The results could affect the whole tenor of the newsletter if you found that more members than you realized were, say, under twenty years of age. It could prompt you to focus far more on computer games than previously was the case.

2. Background

People adopt certain attitudes, including religious views, according to their heritage and background. It can be very important, indeed sometimes vital, to pay due regard to these attitudes.

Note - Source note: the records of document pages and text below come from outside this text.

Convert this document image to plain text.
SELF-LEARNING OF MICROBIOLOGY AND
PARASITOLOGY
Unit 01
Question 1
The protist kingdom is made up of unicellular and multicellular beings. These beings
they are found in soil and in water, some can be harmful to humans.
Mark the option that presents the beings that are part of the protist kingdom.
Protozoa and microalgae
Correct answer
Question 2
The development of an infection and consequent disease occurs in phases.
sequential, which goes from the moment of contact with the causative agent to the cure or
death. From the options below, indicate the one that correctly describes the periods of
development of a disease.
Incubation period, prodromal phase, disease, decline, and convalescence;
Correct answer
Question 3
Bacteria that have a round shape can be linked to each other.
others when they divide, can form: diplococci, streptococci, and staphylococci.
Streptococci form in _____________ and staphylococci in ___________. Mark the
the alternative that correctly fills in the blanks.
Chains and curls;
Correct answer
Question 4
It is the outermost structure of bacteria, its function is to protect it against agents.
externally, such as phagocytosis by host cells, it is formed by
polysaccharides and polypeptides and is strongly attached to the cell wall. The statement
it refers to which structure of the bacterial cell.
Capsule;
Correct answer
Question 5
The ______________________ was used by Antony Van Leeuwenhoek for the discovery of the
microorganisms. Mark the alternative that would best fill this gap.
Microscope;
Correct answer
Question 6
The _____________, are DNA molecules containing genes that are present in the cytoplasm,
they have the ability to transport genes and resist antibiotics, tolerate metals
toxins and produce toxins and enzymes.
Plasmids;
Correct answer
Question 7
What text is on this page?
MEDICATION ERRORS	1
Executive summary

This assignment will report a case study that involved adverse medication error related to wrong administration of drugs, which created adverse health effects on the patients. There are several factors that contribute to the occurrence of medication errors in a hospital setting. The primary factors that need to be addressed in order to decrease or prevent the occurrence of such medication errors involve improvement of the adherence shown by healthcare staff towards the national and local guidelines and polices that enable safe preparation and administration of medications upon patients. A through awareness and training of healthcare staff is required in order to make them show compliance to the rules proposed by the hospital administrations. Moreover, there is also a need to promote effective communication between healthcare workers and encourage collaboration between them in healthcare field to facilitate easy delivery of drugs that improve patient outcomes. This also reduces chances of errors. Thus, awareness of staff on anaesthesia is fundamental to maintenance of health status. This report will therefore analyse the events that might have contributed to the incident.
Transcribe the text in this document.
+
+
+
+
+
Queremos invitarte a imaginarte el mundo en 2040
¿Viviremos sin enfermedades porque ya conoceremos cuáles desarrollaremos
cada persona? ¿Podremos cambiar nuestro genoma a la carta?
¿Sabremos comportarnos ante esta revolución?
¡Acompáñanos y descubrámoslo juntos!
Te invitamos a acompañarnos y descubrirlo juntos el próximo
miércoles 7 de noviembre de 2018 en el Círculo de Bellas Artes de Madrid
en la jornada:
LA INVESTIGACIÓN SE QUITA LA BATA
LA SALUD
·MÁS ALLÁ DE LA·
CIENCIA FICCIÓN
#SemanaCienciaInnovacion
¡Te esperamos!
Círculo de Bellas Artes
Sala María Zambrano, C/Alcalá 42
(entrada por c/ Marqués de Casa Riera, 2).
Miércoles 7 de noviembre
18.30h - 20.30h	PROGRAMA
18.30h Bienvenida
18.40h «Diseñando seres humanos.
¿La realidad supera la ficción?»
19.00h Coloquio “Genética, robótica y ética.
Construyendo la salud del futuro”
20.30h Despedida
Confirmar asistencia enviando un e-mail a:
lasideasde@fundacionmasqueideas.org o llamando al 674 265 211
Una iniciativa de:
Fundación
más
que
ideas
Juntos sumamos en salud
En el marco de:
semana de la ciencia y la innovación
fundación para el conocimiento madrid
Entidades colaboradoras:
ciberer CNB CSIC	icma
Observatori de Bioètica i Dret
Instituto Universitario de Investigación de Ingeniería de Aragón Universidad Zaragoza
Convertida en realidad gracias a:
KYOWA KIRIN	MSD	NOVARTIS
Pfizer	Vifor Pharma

3. Dependence or Independence

This can loom very large in the minds of those for whom it is an issue. Married couples tend to have a very different perspective on things than single people. Parental status belongs here too. Similarly, disabled people have a view of the world that is unique to their situation. The answers to questions regarding your readers’ degrees of dependence or independence can help you understand their situations better and the types of material to include in their newsletters.

4. Education

This will certainly help you decide the best writing style to adopt. It might also cause you to impose restrictions with regard to vocabulary range and complexity. More educated readers tend to be more tolerant of controversial issues as well and are likely, for instance, to be more interested in current affairs.

5. Gender

The proportion of males to females in your target readership is useful information, if it is not obvious already. It will help you to achieve a gender balance in your articles that otherwise might not be so apparent.

6. Income

This can sometimes mean much more than spending power. Although ‘disposable income’ can be a powerful factor in determining newsletter content, social attitudes can be strongly affected, too. If your readers have varying levels of income and wealth, it is often a good idea to partition them into income ranges, work out the proportions, and provide content in similar proportions.

7. Leisure

Allowing your newsletter content to be slanted by what readers are most likely to be doing in their spare time has obvious advantages. People are sometimes much more passionate about their leisure activities than work and if you bear this in mind you can make your newsletter much more compelling.

8. Location

Is your newsletter directed at apartment dwellers or are they mostly house owners? There is more to location than the region they live in. Their geographical location though, can be important. It affects, for example, their lifestyles, their attitudes to weather and climate and the effect they have on them. Even some of their social attitudes can be colored by where they live.

9. Occupation

Breaking down occupations into groupings can be helpful and the more you can refine the data the better. Medical doctors, for example, can be specialists, in general practice, interns, hospital staff etc. The more you know about this very important area of your readers’ lives, the better you can determine the type of articles that they just cannot resist reading.

10. Politics

Often advised as an area to steer clear of, this is a very important determinant of people’s social attitudes. If this knowledge goes no further than showing which areas to avoid it would be useful.

11. Other Factors

There are other things that cannot so easily be categorized as the items listed above but they will usually be obvious and part of your mental ‘reader profile’. For example, a newsletter for members of an association that gives support for victims of violent crime may require a specific viewpoint that can only come from close involvement with the group.

Final

These are just a few ideas on getting to know your readers as a guide to improving newsletter content. Another consideration worth mentioning at this point is whether you should include, or plan to include, advertisements in your newsletter.

If so, the information discussed above could prove invaluable. It can point you in the direction of potential advertisers as well as being precisely the sort of data that some advertisers will want to consider in their appraisal.